2. Exámenes neuropsicológicos;

3. Angiografía;

4. Estudios neurofisiológicos: EEG, EMG, velocidad de conducción, potenciales evocados;

5. Exámenes de líquido cefalorraquídeo;

6. Biopsia cerebral.

Con todos los datos proporcionados por los procedimien-tos pertinentes, cada paciente quedará incluido en uno de los grupos siguientes:

1. Pacientes que requieren tratamiento quirúrgico: Como hematoma subdural, malformación arteriovenosa, tumor extracerebral, hidrocefalia normotensiva;

2. Pacientes que requieren tratamiento farmacológico: Cisticercosis, lúes, micosis, tuberculosis; hipovitaminosis; enfermedad depresiva; enferririedades vasculares;

3. Pacientes que requieren cuidados especiales de por vida (atención del primer nivel): Enfermedad de Alzheimer, demencia por infarto múltiple, enfermedad de Huntington, enfermedad de Creutzfeldt-Jakob, demencia como secuela de enfermedades autolimitadas o ya tratadas.

Colofón.-

Las enfermedades cerebrales que causan demencia progresiva o establecida como secuela van en aumento. Muchas de ellas pueden prevenirse, principalmente las infecciosas y los traumatismos, con cambios en las condiciones de vida. Otras requieren de un diagnóstico temprano, para evitar secuelas aún después del tratamiento específico.
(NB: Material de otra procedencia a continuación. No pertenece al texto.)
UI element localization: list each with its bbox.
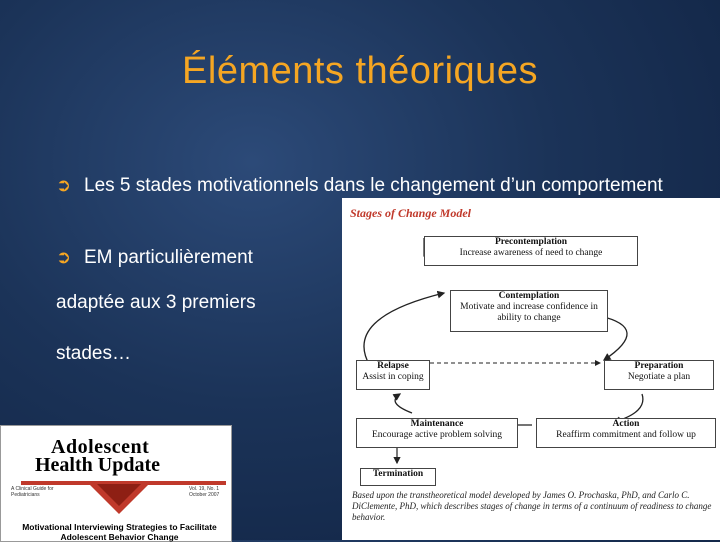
bullet-item <box>56 172 704 199</box>
slide-title: Éléments théoriques <box>182 50 538 92</box>
stages-of-change-figure <box>342 198 720 540</box>
stage-termination <box>360 468 436 486</box>
arrow-relapse-contemplation <box>364 293 444 366</box>
stage-name: Precontemplation <box>494 237 568 247</box>
arrow-bullet-icon: ➲ <box>56 247 72 267</box>
continuation-line: stades… <box>56 343 131 364</box>
stage-maintenance <box>356 418 518 448</box>
stage-relapse <box>356 360 430 390</box>
cover-right-note: Vol. 19, No. 1 October 2007 <box>189 486 220 498</box>
stage-preparation <box>604 360 714 390</box>
cover-left-note: A Clinical Guide for Pediatricians <box>11 486 54 498</box>
stage-desc: Encourage active problem solving <box>371 430 503 440</box>
cover-triangle-icon <box>89 484 149 514</box>
stage-name: Termination <box>372 469 424 479</box>
stage-desc: Reaffirm commitment and follow up <box>556 430 696 440</box>
bullet-text: EM particulièrement <box>84 247 253 268</box>
arrow-bullet-icon: ➲ <box>56 175 72 195</box>
bullet-item <box>56 244 344 271</box>
stage-name: Preparation <box>634 361 684 371</box>
cover-title-line2: Health Update <box>35 454 160 476</box>
stage-name: Action <box>612 419 640 429</box>
stage-desc: Increase awareness of need to change <box>459 248 603 258</box>
cover-subtitle: Motivational Interviewing Strategies to Facilitate Adolescent Behavior Change <box>22 522 217 542</box>
stage-action <box>536 418 716 448</box>
stage-contemplation <box>450 290 608 332</box>
arrow-maintenance-relapse <box>395 394 412 413</box>
journal-cover <box>0 425 232 542</box>
cover-title-line1: Adolescent <box>51 436 150 458</box>
stage-name: Contemplation <box>498 291 560 301</box>
stage-name: Relapse <box>377 361 409 371</box>
figure-title: Stages of Change Model <box>350 206 472 220</box>
stage-desc: Negotiate a plan <box>627 372 691 382</box>
bullet-text: Les 5 stades motivationnels dans le changement d’un comportement <box>84 175 663 196</box>
figure-caption: Based upon the transtheoretical model developed by James O. Prochaska, PhD, and Carlo C. DiClemente, PhD, which describes stages of change in terms of a continuum of readiness to change behavior. <box>352 490 712 522</box>
stage-desc: Assist in coping <box>362 372 424 382</box>
continuation-line: adaptée aux 3 premiers <box>56 292 256 313</box>
stage-desc: Motivate and increase confidence in ability to change <box>460 302 598 323</box>
stage-precontemplation <box>424 236 638 266</box>
stage-name: Maintenance <box>410 419 464 429</box>
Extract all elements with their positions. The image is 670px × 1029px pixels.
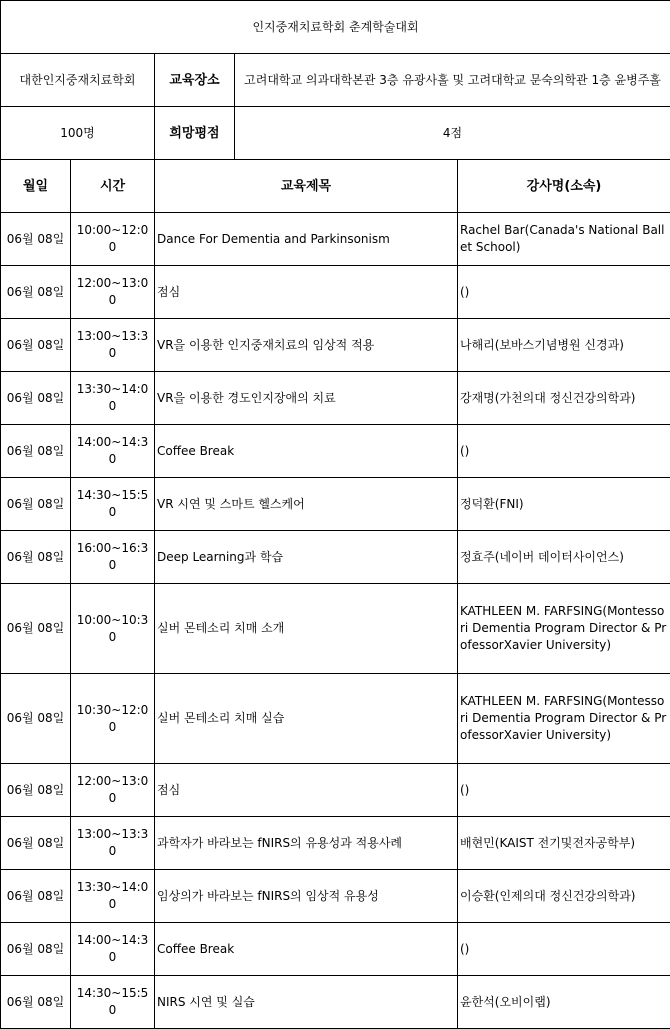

Pero las demencias degenerativas, por su alta incidencia justamente en ancianos, personas que por lo general tienen muy pocos miembros de la familia para acompañarlas, constituyen el 75 al 90% de todos los casos de demencia en mayores de 50 años, requieren por parte del médico una actitud y un conjunto de estrategias que faciliten la atención más adecuada, ética y realista del enfermo por su familia o las instituciones especializadas que le permitan una vida digna a pesar que, conscientemente tal vez nunca la disfrute.